Related: How do you get customers in any situation? You have to ask these questions.

When I first read, it may seem like that the “walking commitment” is impossible to be instructed to be instructed to others. Let them open them to find them fit:

I intend to serve – not sold. No one wants to be sold. I intend to find what they Even if someone’s product or service, you need them and offer them. I am committed to do the best for them, not for our company. If we were ranked both of our interests, it is great. If not, I will try a product or service that really meets the needs of them. For both of us, it should work for me.

I won’t talk about my job if he doesn’t ask. – It sounds like material suicide, isn’t it? But if I have been committed to it for several decades, if you stop talking about your work in one2 ball meetings, you will earn more customers. And we have to ask a difficult question: you are in a 60-minute cup of coffee and you never ask me about me or my business, I really want to do things?

I intend to make money from this meeting. I just want to serve and talk about my work, it’s hard to see how to make money from this meeting. Please keep in mind that I thought to make money in This meeting, on the contrary, I thought to make money from This meeting.

I got acquainted with a business owner and in the first minutes I found him and his wife lost their babies for the 20th anniversary. Currently needed my service? No, he needed a nail. Therefore, we were contacted by my wife, who contacted us, and we called our neighborhood and found the nanny. This took 20 minutes or so and we did not have much time to own “purchase conversation.” But I still intend to make money from that meeting. And I did it by suggesting it properly.

I intend to offer. The thing I needed was, the needed thing – a one-day. I also suggested to meet again, but we didn’t make it. Eight months later, a business owner called the rapidly growing work. He and I had a great deal of work. The woman who lost her baby was the sister of the woman. I kept all four walks. I served him and served him and did not talk about my work, because he did not come in the context of solving his problem. I gave him an offer (a nanny) and years later I earned money from This meeting is not in that meeting. This is not a voodoo or mystical karma. You get what you think and reap what you sow.
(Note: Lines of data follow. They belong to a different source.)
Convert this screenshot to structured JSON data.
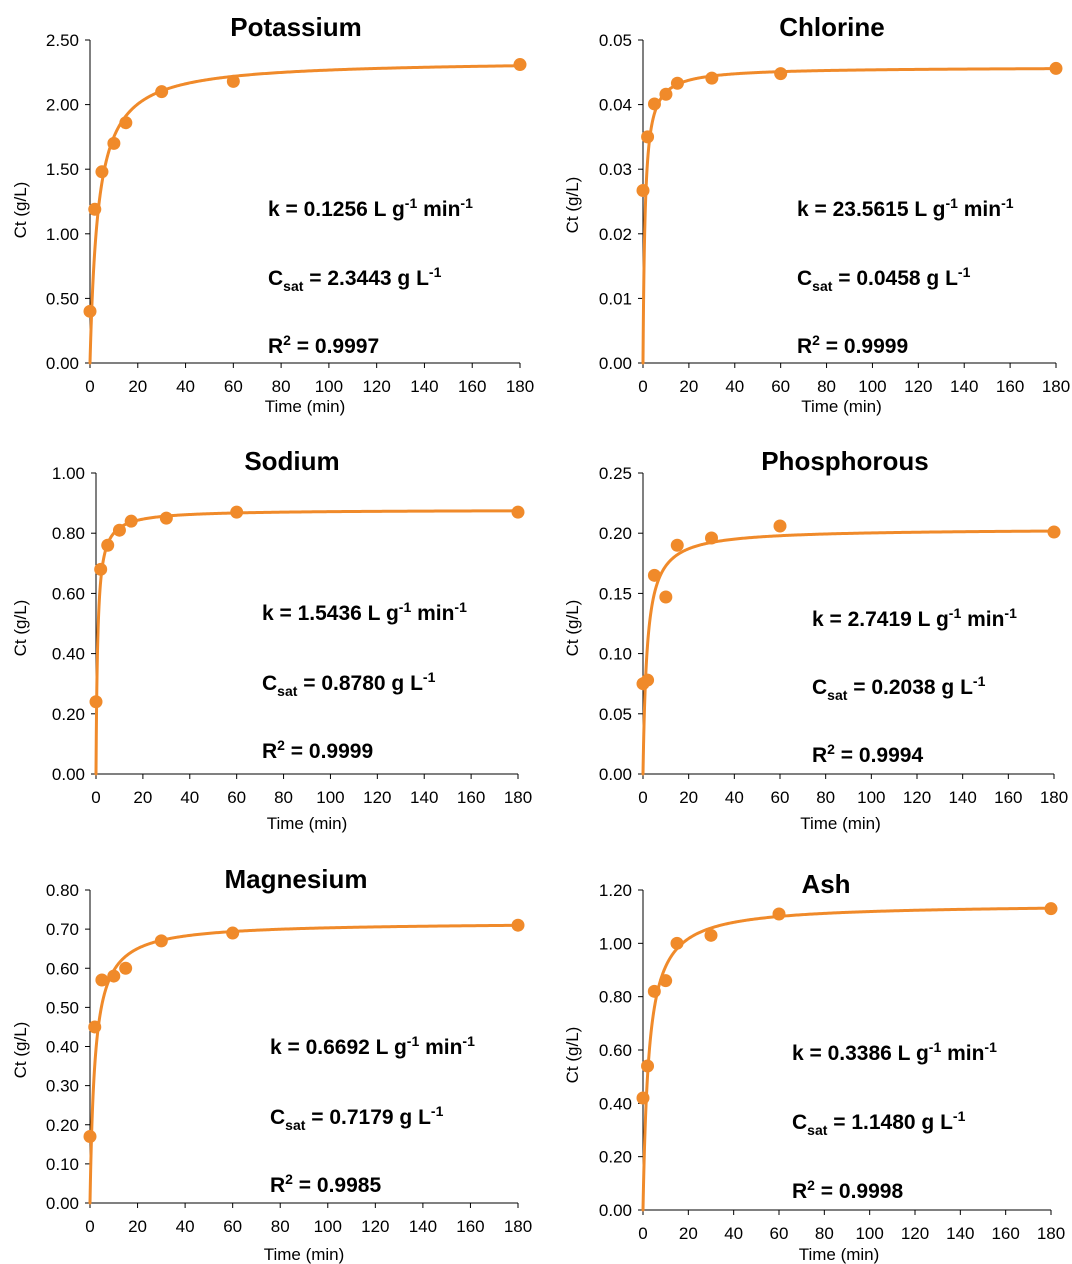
{
  "chart_data": [
    {
      "type": "scatter",
      "title": "Potassium",
      "xlabel": "Time (min)",
      "ylabel": "Ct (g/L)",
      "xlim": [
        0,
        180
      ],
      "ylim": [
        0,
        2.5
      ],
      "x_ticks": [
        "0",
        "20",
        "40",
        "60",
        "80",
        "100",
        "120",
        "140",
        "160",
        "180"
      ],
      "y_ticks": [
        "0.00",
        "0.50",
        "1.00",
        "1.50",
        "2.00",
        "2.50"
      ],
      "grid": false,
      "color": "#f08a2a",
      "series": [
        {
          "x": [
            0,
            2,
            5,
            10,
            15,
            30,
            60,
            180
          ],
          "y": [
            0.4,
            1.19,
            1.48,
            1.7,
            1.86,
            2.1,
            2.18,
            2.31
          ]
        }
      ],
      "fit": {
        "k": 0.1256,
        "csat": 2.3443
      },
      "annotations": {
        "k": {
          "label": "k = ",
          "value": "0.1256",
          "unit_base": "L g",
          "exp1": "-1",
          "unit_mid": " min",
          "exp2": "-1"
        },
        "csat": {
          "label": "C",
          "sub": "sat",
          "value": " = 2.3443 g L",
          "exp": "-1"
        },
        "r2": {
          "label": "R",
          "sup": "2",
          "value": " = 0.9997"
        }
      }
    },
    {
      "type": "scatter",
      "title": "Chlorine",
      "xlabel": "Time (min)",
      "ylabel": "Ct (g/L)",
      "xlim": [
        0,
        180
      ],
      "ylim": [
        0,
        0.05
      ],
      "x_ticks": [
        "0",
        "20",
        "40",
        "60",
        "80",
        "100",
        "120",
        "140",
        "160",
        "180"
      ],
      "y_ticks": [
        "0.00",
        "0.01",
        "0.02",
        "0.03",
        "0.04",
        "0.05"
      ],
      "grid": false,
      "color": "#f08a2a",
      "series": [
        {
          "x": [
            0,
            2,
            5,
            10,
            15,
            30,
            60,
            180
          ],
          "y": [
            0.0267,
            0.035,
            0.0401,
            0.0416,
            0.0433,
            0.0441,
            0.0448,
            0.0456
          ]
        }
      ],
      "fit": {
        "k": 23.5615,
        "csat": 0.0458
      },
      "annotations": {
        "k": {
          "label": "k = ",
          "value": "23.5615",
          "unit_base": "L g",
          "exp1": "-1",
          "unit_mid": " min",
          "exp2": "-1"
        },
        "csat": {
          "label": "C",
          "sub": "sat",
          "value": " = 0.0458 g L",
          "exp": "-1"
        },
        "r2": {
          "label": "R",
          "sup": "2",
          "value": " = 0.9999"
        }
      }
    },
    {
      "type": "scatter",
      "title": "Sodium",
      "xlabel": "Time (min)",
      "ylabel": "Ct  (g/L)",
      "xlim": [
        0,
        180
      ],
      "ylim": [
        0,
        1.0
      ],
      "x_ticks": [
        "0",
        "20",
        "40",
        "60",
        "80",
        "100",
        "120",
        "140",
        "160",
        "180"
      ],
      "y_ticks": [
        "0.00",
        "0.20",
        "0.40",
        "0.60",
        "0.80",
        "1.00"
      ],
      "grid": false,
      "color": "#f08a2a",
      "series": [
        {
          "x": [
            0,
            2,
            5,
            10,
            15,
            30,
            60,
            180
          ],
          "y": [
            0.24,
            0.68,
            0.76,
            0.81,
            0.84,
            0.85,
            0.87,
            0.87
          ]
        }
      ],
      "fit": {
        "k": 1.5436,
        "csat": 0.878
      },
      "annotations": {
        "k": {
          "label": "k = ",
          "value": " 1.5436",
          "unit_base": "L g",
          "exp1": "-1",
          "unit_mid": " min",
          "exp2": "-1"
        },
        "csat": {
          "label": "C",
          "sub": "sat",
          "value": " = 0.8780 g L",
          "exp": "-1"
        },
        "r2": {
          "label": "R",
          "sup": "2",
          "value": " = 0.9999"
        }
      }
    },
    {
      "type": "scatter",
      "title": "Phosphorous",
      "xlabel": "Time (min)",
      "ylabel": "Ct  (g/L)",
      "xlim": [
        0,
        180
      ],
      "ylim": [
        0,
        0.25
      ],
      "x_ticks": [
        "0",
        "20",
        "40",
        "60",
        "80",
        "100",
        "120",
        "140",
        "160",
        "180"
      ],
      "y_ticks": [
        "0.00",
        "0.05",
        "0.10",
        "0.15",
        "0.20",
        "0.25"
      ],
      "grid": false,
      "color": "#f08a2a",
      "series": [
        {
          "x": [
            0,
            2,
            5,
            10,
            15,
            30,
            60,
            180
          ],
          "y": [
            0.075,
            0.078,
            0.165,
            0.147,
            0.19,
            0.196,
            0.206,
            0.201
          ]
        }
      ],
      "fit": {
        "k": 2.7419,
        "csat": 0.2038
      },
      "annotations": {
        "k": {
          "label": "k = ",
          "value": " 2.7419",
          "unit_base": "L g",
          "exp1": "-1",
          "unit_mid": " min",
          "exp2": "-1"
        },
        "csat": {
          "label": "C",
          "sub": "sat",
          "value": " = 0.2038 g L",
          "exp": "-1"
        },
        "r2": {
          "label": "R",
          "sup": "2",
          "value": " = 0.9994"
        }
      }
    },
    {
      "type": "scatter",
      "title": "Magnesium",
      "xlabel": "Time (min)",
      "ylabel": "Ct (g/L)",
      "xlim": [
        0,
        180
      ],
      "ylim": [
        0,
        0.8
      ],
      "x_ticks": [
        "0",
        "20",
        "40",
        "60",
        "80",
        "100",
        "120",
        "140",
        "160",
        "180"
      ],
      "y_ticks": [
        "0.00",
        "0.10",
        "0.20",
        "0.30",
        "0.40",
        "0.50",
        "0.60",
        "0.70",
        "0.80"
      ],
      "grid": false,
      "color": "#f08a2a",
      "series": [
        {
          "x": [
            0,
            2,
            5,
            10,
            15,
            30,
            60,
            180
          ],
          "y": [
            0.17,
            0.45,
            0.57,
            0.58,
            0.6,
            0.67,
            0.69,
            0.71
          ]
        }
      ],
      "fit": {
        "k": 0.6692,
        "csat": 0.7179
      },
      "annotations": {
        "k": {
          "label": "k = ",
          "value": "0.6692",
          "unit_base": "L g",
          "exp1": "-1",
          "unit_mid": " min",
          "exp2": "-1"
        },
        "csat": {
          "label": "C",
          "sub": "sat",
          "value": " = 0.7179 g L",
          "exp": "-1"
        },
        "r2": {
          "label": "R",
          "sup": "2",
          "value": " = 0.9985"
        }
      }
    },
    {
      "type": "scatter",
      "title": "Ash",
      "xlabel": "Time (min)",
      "ylabel": "Ct (g/L)",
      "xlim": [
        0,
        180
      ],
      "ylim": [
        0,
        1.2
      ],
      "x_ticks": [
        "0",
        "20",
        "40",
        "60",
        "80",
        "100",
        "120",
        "140",
        "160",
        "180"
      ],
      "y_ticks": [
        "0.00",
        "0.20",
        "0.40",
        "0.60",
        "0.80",
        "1.00",
        "1.20"
      ],
      "grid": false,
      "color": "#f08a2a",
      "series": [
        {
          "x": [
            0,
            2,
            5,
            10,
            15,
            30,
            60,
            180
          ],
          "y": [
            0.42,
            0.54,
            0.82,
            0.86,
            1.0,
            1.03,
            1.11,
            1.13
          ]
        }
      ],
      "fit": {
        "k": 0.3386,
        "csat": 1.148
      },
      "annotations": {
        "k": {
          "label": "k = ",
          "value": "0.3386",
          "unit_base": "L g",
          "exp1": "-1",
          "unit_mid": " min",
          "exp2": "-1"
        },
        "csat": {
          "label": "C",
          "sub": "sat",
          "value": " = 1.1480 g L",
          "exp": "-1"
        },
        "r2": {
          "label": "R",
          "sup": "2",
          "value": " = 0.9998"
        }
      }
    }
  ]
}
Four “walking commitment” separates us from the sellers who have taught only a successful result. This is my doomed that when paying attention to the relationship instead of operations, we will always do better in a long run. If anyone in need of my services, I would like it. And when you don’t, I’m managing them for needing them because I will get what I need guided because I know.

If you are memorized these “walking liabilities”, as thousands are working, they can make all the differences in your next meeting, and they are a great way to re-“commission.”